‘I spent part of my childhood listening to the Ramayana and the Mahabharata’: Barack Obama


By: Express Web Desk | New Delhi |

Updated: November 17, 2020 6:10:41 pm





Barack Obama, Barack Obama's book, Barack Obama's Ramayana and Mahabharata, Obama on India in his book, World News, Indian ExpressA Promised Land is the first of two planned volumes. The first part hit bookstores around the world on Tuesday.

Although he had never been to India before his presidential visit in 2010, former US President Barack Obama’s fascination with the country dates back to his childhood years, when he listened to the Hindu epics: the Ramayana and the Mahabharata. India also held a special place for Obama because of Mahatma Gandhi, whose “successful non-violent campaign against the British government became a beacon for other marginalized and dispossessed groups.”

Obama has said this in his memoir, “A Promised Land,” the first volume of which hits bookstores Tuesday.
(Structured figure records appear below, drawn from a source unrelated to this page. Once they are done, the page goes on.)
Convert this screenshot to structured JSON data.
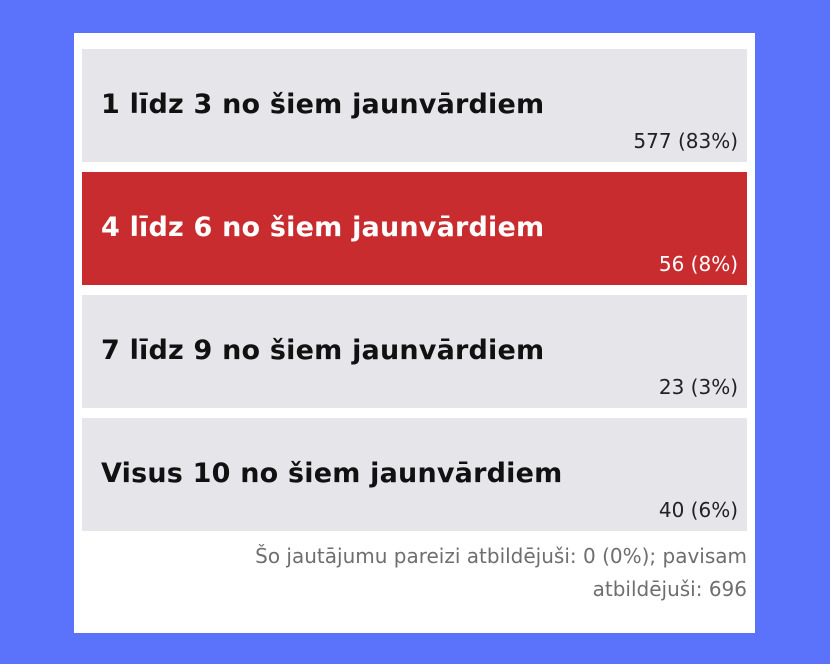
{
  "poll": {
    "options": [
      {
        "label": "1 līdz 3 no šiem jaunvārdiem",
        "result": "577 (83%)",
        "selected": false
      },
      {
        "label": "4 līdz 6 no šiem jaunvārdiem",
        "result": "56 (8%)",
        "selected": true
      },
      {
        "label": "7 līdz 9 no šiem jaunvārdiem",
        "result": "23 (3%)",
        "selected": false
      },
      {
        "label": "Visus 10 no šiem jaunvārdiem",
        "result": "40 (6%)",
        "selected": false
      }
    ],
    "summary_line1": "Šo jautājumu pareizi atbildējuši: 0 (0%); pavisam",
    "summary_line2": "atbildējuši: 696"
  },
  "colors": {
    "background": "#5b72fb",
    "option_default": "#e6e6ea",
    "option_selected": "#c92c2f"
  }
}
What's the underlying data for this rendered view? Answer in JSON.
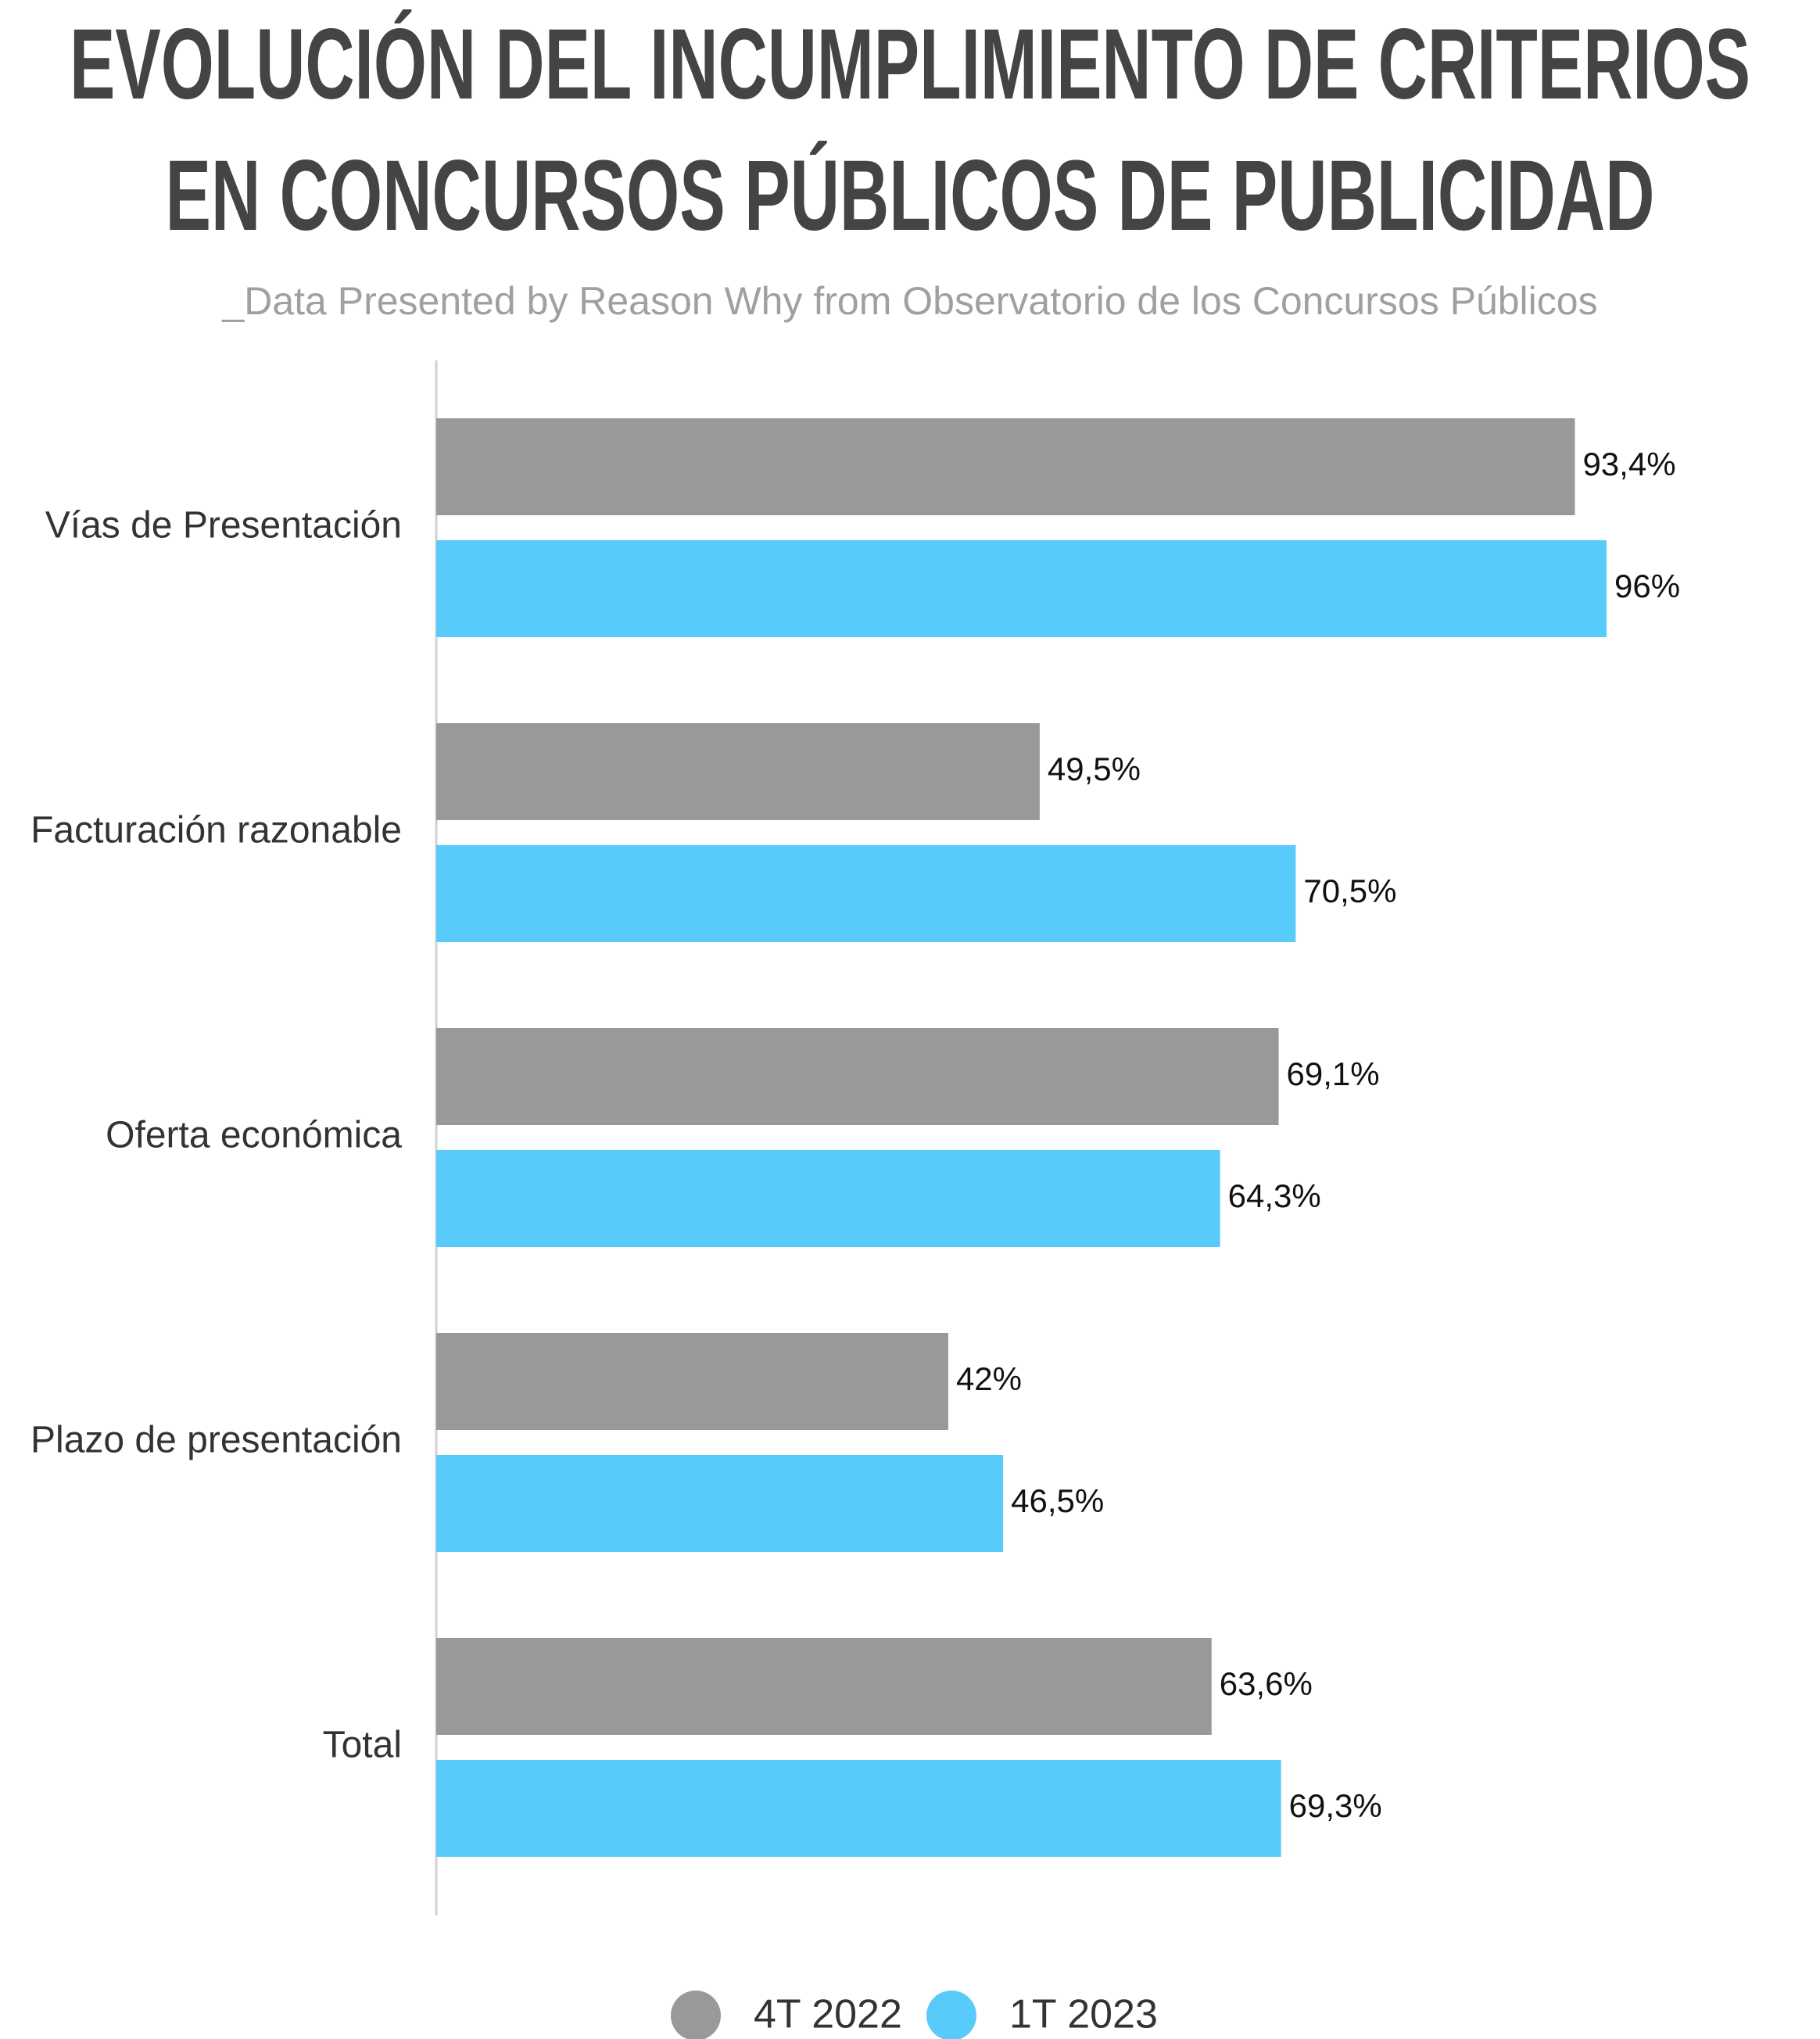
{
  "chart_data": {
    "type": "bar",
    "orientation": "horizontal",
    "title": [
      "EVOLUCIÓN DEL INCUMPLIMIENTO DE CRITERIOS",
      "EN CONCURSOS PÚBLICOS DE PUBLICIDAD"
    ],
    "subtitle": "_Data Presented by Reason Why from Observatorio de los Concursos Públicos",
    "categories": [
      "Vías de Presentación",
      "Facturación razonable",
      "Oferta económica",
      "Plazo de presentación",
      "Total"
    ],
    "series": [
      {
        "name": "4T 2022",
        "color": "#999999",
        "values": [
          93.4,
          49.5,
          69.1,
          42,
          63.6
        ],
        "value_labels": [
          "93,4%",
          "49,5%",
          "69,1%",
          "42%",
          "63,6%"
        ]
      },
      {
        "name": "1T 2023",
        "color": "#59cbfb",
        "values": [
          96,
          70.5,
          64.3,
          46.5,
          69.3
        ],
        "value_labels": [
          "96%",
          "70,5%",
          "64,3%",
          "46,5%",
          "69,3%"
        ]
      }
    ],
    "legend": "bottom"
  }
}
“Perhaps it was its enormous size (of India), with one sixth of the world’s population, about two thousand different ethnic groups and more than seven hundred languages ​​spoken,” Obama says.

Read also | Obama in his memoirs: “(Dr. Singh) seemed fragile … I was wondering what would happen when he left office”

In the book, which recounts his journey from the 2008 election campaign to the end of his first term with the raid that killed al-Qaeda chief Osama bin Laden in Pakistan, Obama said that India “has always had a special place in my imagination. “

“Maybe it was because I spent a part of my childhood in Indonesia listening to the Hindu epic tales of the Ramayana and the Mahabharata, or because of my interest in Eastern religions, or because of a group of Pakistani and Indian college friends who taught me how to cook dahl and keema and I was excited about Bollywood movies, ”writes Obama.

On Gandhi, Obama writes that the nonviolent campaign of the Indian freedom fighter for independence from Great Britain not only helped to defeat an empire and liberate much of the subcontinent, but also unleashed a moral charge that beat across the world. world.

“However, more than anything else, my fascination for India had to do with Mahatma Gandhi. Along with (Abraham) Lincoln, (Martin Luther) King and (Nelson) Mandela, Gandhi had profoundly influenced my thinking, ”he writes.

In his memoirs, Obama also mentioned that the then prime minister Manmohan Singh had resisted calls to retaliate against Pakistan after the 11/26 attacks, “but his moderation had cost him politically”.

“He feared that the growing anti-Muslim sentiment had strengthened the influence of India’s main opposition party, the Hindu nationalist Bharatiya Janata Party (BJP). In times of uncertainty, Mr. President, “said the prime minister,” the call for religious and ethnic solidarity can be intoxicating. And it’s not that difficult for politicians to exploit that, in India or anywhere else, ”Obama wrote of the conversation.

Obama said he found Singh “wise, thoughtful and scrupulously honest.” “In fact, she owed her position to Sonia Gandhi … more than one political observer believed that she had chosen Singh precisely because, as an elderly Sikh with no national political base, he posed no threat to her forty-year-old son, Rahul, whom he was preparing to take over the Congress Party, ”he writes.